Manolo Florentino (1997:147) também faz afirmativas nessa direção: “o
incremento da participação de pequenas naus, em princípio mais velozes [...] pode ter
sido a causa maior do encurtamento das viagens e, portanto, da queda da mortalidade a
bordo”. Dessa forma, Florentino e Carvalho defendem a ideia de que o tamanho dos
navios negreiros estava diminuindo com o tempo, afirmativa não respaldada pela análise
dos novos dados.
Analisando os dados da nova base percebemos que as médias de escravos
desembarcados nas décadas de 20, 30 e 40 do século XIX foram, respectivamente, de
315,09; 328,46; 362,87 por navio. A análise dessas informações nos leva a conclusão de
que os tamanhos dos navios estavam aumentando e não diminuindo.
Há indícios de que a tonelagem3 média dos navios foi crescente no século XIX,
o que reforça a ideia discorrida acima. Segue abaixo o gráfico da tonelagem média dos
navios ao longo dos anos no período de 1788 a 1851.

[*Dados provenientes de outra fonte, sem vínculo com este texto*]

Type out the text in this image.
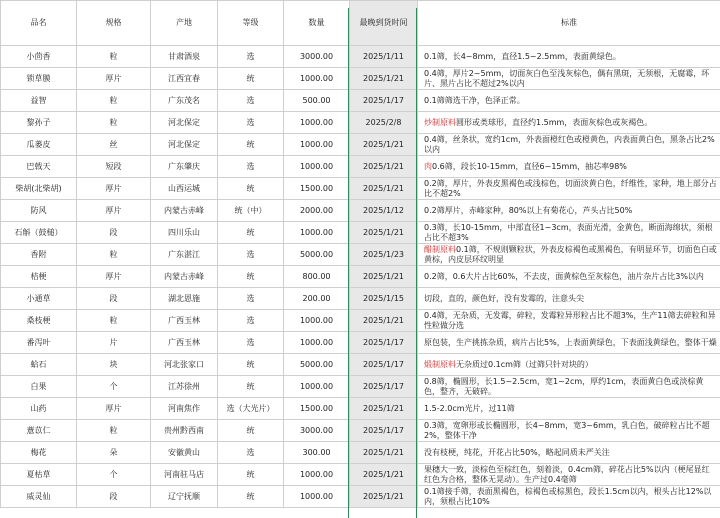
品名	规格	产地	等级	数量	最晚到货时间	标准
小茴香	粒	甘肃酒泉	选	3000.00	2025/1/11	0.1筛，长4~8mm，直径1.5~2.5mm，表面黄绿色。
锁草膜	厚片	江西宜春	统	1000.00	2025/1/21	0.4筛，厚片2~5mm，切面灰白色至浅灰棕色，偶有黑斑，无须根，无腐霉，坏片、黑片占比不超过2%以内
益智	粒	广东茂名	选	500.00	2025/1/17	0.1筛筛选干净，色泽正常。
黎孙子	粒	河北保定	选	1000.00	2025/2/8	炒制原料圆形或类球形，直径约1.5mm，表面灰棕色或灰褐色。
瓜蒌皮	丝	河北保定	统	1000.00	2025/1/21	0.4筛，丝条状，宽约1cm，外表面橙红色或橙黄色，内表面黄白色，黑条占比2%以内
巴戟天	短段	广东肇庆	选	1000.00	2025/1/21	肉0.6筛，段长10-15mm，直径6~15mm，抽芯率98%
柴胡(北柴胡)	厚片	山西运城	统	1500.00	2025/1/21	0.2筛，厚片，外表皮黑褐色或浅棕色，切面淡黄白色，纤维性，家种，地上部分占比不超2%
防风	厚片	内蒙古赤峰	统（中）	2000.00	2025/1/12	0.2筛厚片，赤峰家种，80%以上有菊花心，芦头占比50%
石斛（鼓槌）	段	四川乐山	统	1000.00	2025/1/21	0.3筛，长10-15mm，中部直径1~3cm，表面光滑，金黄色，断面海绵状，须根占比不超3%
香附	粒	广东湛江	选	5000.00	2025/1/23	醋制原料0.1筛，不规则颗粒状，外表皮棕褐色或黑褐色，有明显环节，切面色白或黄棕，内皮层环纹明显
桔梗	厚片	内蒙古赤峰	统	800.00	2025/1/21	0.2筛，0.6大片占比60%，不去皮，面黄棕色至灰棕色，油片杂片占比3%以内
小通草	段	湖北恩施	选	200.00	2025/1/15	切段，直的，颜色好，没有发霉的，注意头尖
桑枝梗	粒	广西玉林	选	1000.00	2025/1/21	0.4筛，无杂质，无发霉，碎粒，发霉粒异形粒占比不超3%，生产11筛去碎粒和异性粒做分选
番泻叶	片	广西玉林	选	1000.00	2025/1/17	原包装，生产挑拣杂质，病片占比5%，上表面黄绿色，下表面浅黄绿色，整体干燥
蛤石	块	河北张家口	统	5000.00	2025/1/17	煅制原料无杂质过0.1cm筛（过筛只针对块的）
白果	个	江苏徐州	统	1000.00	2025/1/17	0.8筛，椭圆形，长1.5~2.5cm，宽1~2cm，厚约1cm，表面黄白色或淡棕黄色，整齐，无破碎。
山药	厚片	河南焦作	选（大光片）	1500.00	2025/1/21	1.5-2.0cm光片，过11筛
薏苡仁	粒	贵州黔西南	统	3000.00	2025/1/17	0.3筛，宽卵形或长椭圆形，长4~8mm，宽3~6mm，乳白色，破碎粒占比不超2%，整体干净
梅花	朵	安徽黄山	选	300.00	2025/1/21	没有枝梗，纯花，开花占比50%，略起同质未严关注
夏枯草	个	河南驻马店	统	1000.00	2025/1/21	果穗大一致，淡棕色至棕红色，刻着淡，0.4cm筛，碎花占比5%以内（梗尾显红红色为合格，整体无晃动）。生产过0.4毫筛
威灵仙	段	辽宁抚顺	统	1000.00	2025/1/21	0.1筛接手筛，表面黑褐色，棕褐色或棕黑色，段长1.5cm以内，根头占比12%以内，须根占比10%
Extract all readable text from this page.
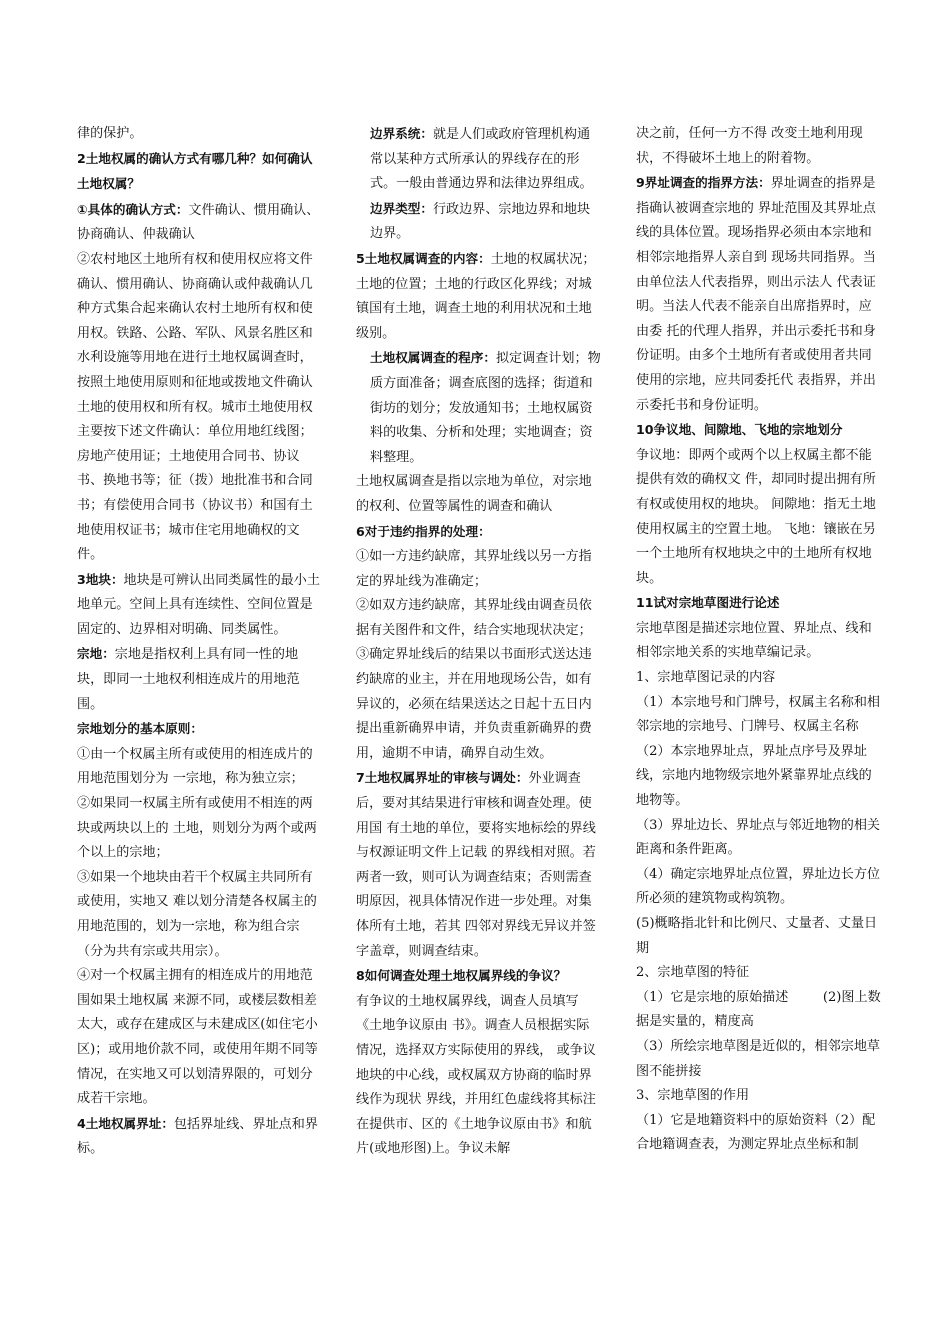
律的保护。

2土地权属的确认方式有哪几种？如何确认土地权属？

①具体的确认方式：文件确认、惯用确认、协商确认、仲裁确认

②农村地区土地所有权和使用权应将文件确认、惯用确认、协商确认或仲裁确认几种方式集合起来确认农村土地所有权和使用权。铁路、公路、军队、风景名胜区和水利设施等用地在进行土地权属调查时，按照土地使用原则和征地或拨地文件确认土地的使用权和所有权。城市土地使用权主要按下述文件确认：单位用地红线图；房地产使用证；土地使用合同书、协议书、换地书等；征（拨）地批准书和合同书；有偿使用合同书（协议书）和国有土地使用权证书；城市住宅用地确权的文件。

3地块：地块是可辨认出同类属性的最小土地单元。空间上具有连续性、空间位置是固定的、边界相对明确、同类属性。

宗地：宗地是指权利上具有同一性的地块，即同一土地权利相连成片的用地范围。

宗地划分的基本原则：

①由一个权属主所有或使用的相连成片的用地范围划分为 一宗地，称为独立宗；

②如果同一权属主所有或使用不相连的两块或两块以上的 土地，则划分为两个或两个以上的宗地；

③如果一个地块由若干个权属主共同所有或使用，实地又 难以划分清楚各权属主的用地范围的，划为一宗地，称为组合宗（分为共有宗或共用宗）。

④对一个权属主拥有的相连成片的用地范围如果土地权属 来源不同，或楼层数相差太大，或存在建成区与未建成区(如住宅小区)；或用地价款不同，或使用年期不同等情况，在实地又可以划清界限的，可划分成若干宗地。

4土地权属界址：包括界址线、界址点和界标。

边界系统：就是人们或政府管理机构通常以某种方式所承认的界线存在的形式。一般由普通边界和法律边界组成。

边界类型：行政边界、宗地边界和地块边界。

5土地权属调查的内容：土地的权属状况；土地的位置；土地的行政区化界线；对城镇国有土地，调查土地的利用状况和土地级别。

土地权属调查的程序：拟定调查计划；物质方面准备；调查底图的选择；街道和街坊的划分；发放通知书；土地权属资料的收集、分析和处理；实地调查；资料整理。

土地权属调查是指以宗地为单位，对宗地的权利、位置等属性的调查和确认

6对于违约指界的处理：

①如一方违约缺席，其界址线以另一方指定的界址线为准确定；

②如双方违约缺席，其界址线由调查员依据有关图件和文件，结合实地现状决定；

③确定界址线后的结果以书面形式送达违约缺席的业主，并在用地现场公告，如有异议的，必须在结果送达之日起十五日内提出重新确界申请，并负责重新确界的费用，逾期不申请，确界自动生效。

7土地权属界址的审核与调处：外业调查后，要对其结果进行审核和调查处理。使用国 有土地的单位，要将实地标绘的界线与权源证明文件上记载 的界线相对照。若两者一致，则可认为调查结束；否则需查 明原因，视具体情况作进一步处理。对集体所有土地，若其 四邻对界线无异议并签字盖章，则调查结束。

8如何调查处理土地权属界线的争议？

有争议的土地权属界线，调查人员填写《土地争议原由 书》。调查人员根据实际情况，选择双方实际使用的界线， 或争议地块的中心线，或权属双方协商的临时界线作为现状 界线，并用红色虚线将其标注在提供市、区的《土地争议原由书》和航片(或地形图)上。争议未解

决之前，任何一方不得 改变土地利用现状，不得破坏土地上的附着物。

9界址调查的指界方法：界址调查的指界是指确认被调查宗地的 界址范围及其界址点线的具体位置。现场指界必须由本宗地和相邻宗地指界人亲自到 现场共同指界。当由单位法人代表指界，则出示法人 代表证明。当法人代表不能亲自出席指界时，应由委 托的代理人指界，并出示委托书和身份证明。由多个土地所有者或使用者共同使用的宗地，应共同委托代 表指界，并出示委托书和身份证明。

10争议地、间隙地、飞地的宗地划分

争议地：即两个或两个以上权属主都不能提供有效的确权文 件，却同时提出拥有所有权或使用权的地块。 间隙地：指无土地使用权属主的空置土地。 飞地：镶嵌在另一个土地所有权地块之中的土地所有权地块。

11试对宗地草图进行论述

宗地草图是描述宗地位置、界址点、线和相邻宗地关系的实地草编记录。

1、宗地草图记录的内容

（1）本宗地号和门牌号，权属主名称和相邻宗地的宗地号、门牌号、权属主名称

（2）本宗地界址点，界址点序号及界址线，宗地内地物级宗地外紧靠界址点线的地物等。

（3）界址边长、界址点与邻近地物的相关距离和条件距离。

（4）确定宗地界址点位置，界址边长方位所必须的建筑物或构筑物。

(5)概略指北针和比例尺、丈量者、丈量日期

2、宗地草图的特征

（1）它是宗地的原始描述 　　 (2)图上数据是实量的，精度高

（3）所绘宗地草图是近似的，相邻宗地草图不能拼接

3、宗地草图的作用

（1）它是地籍资料中的原始资料（2）配合地籍调查表，为测定界址点坐标和制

Figura 3. Tonelagem média dos navios, que desembarcaram em Pernambuco, por
ano (1788-1851)
3 De acordo com o glossário do site www.slavevoyages.org, “Tonnage: The amount of cargo a vessel is
able to carry expressed in imperial tons. Slaving vessels were typically smaller in tonnage than their non-
slaving”.
Fonte: Voyages Database.
As tonelagens médias dos navios nas décadas de 20, 30 e 40 foram de 143;
148,37 e 166,52. Klein (1999:143) já tinha percebido esse aumento no número de
escravos desembarcados por navio e já havia relacionado isso a um aumento na
tonelagem e tamanho dos mesmos: “there was a progressive increase of slaves carried
per ship as average tonnage increased […]” (p. 143); e, com referência específica a
navios portugueses: “the average number of slaves carried per trip was constantly on the
increase over the course of [the 18th century]” provavelmente pelo uso de “larger
vessels, rather than changes in crowding slaves” (Klein,1999:148).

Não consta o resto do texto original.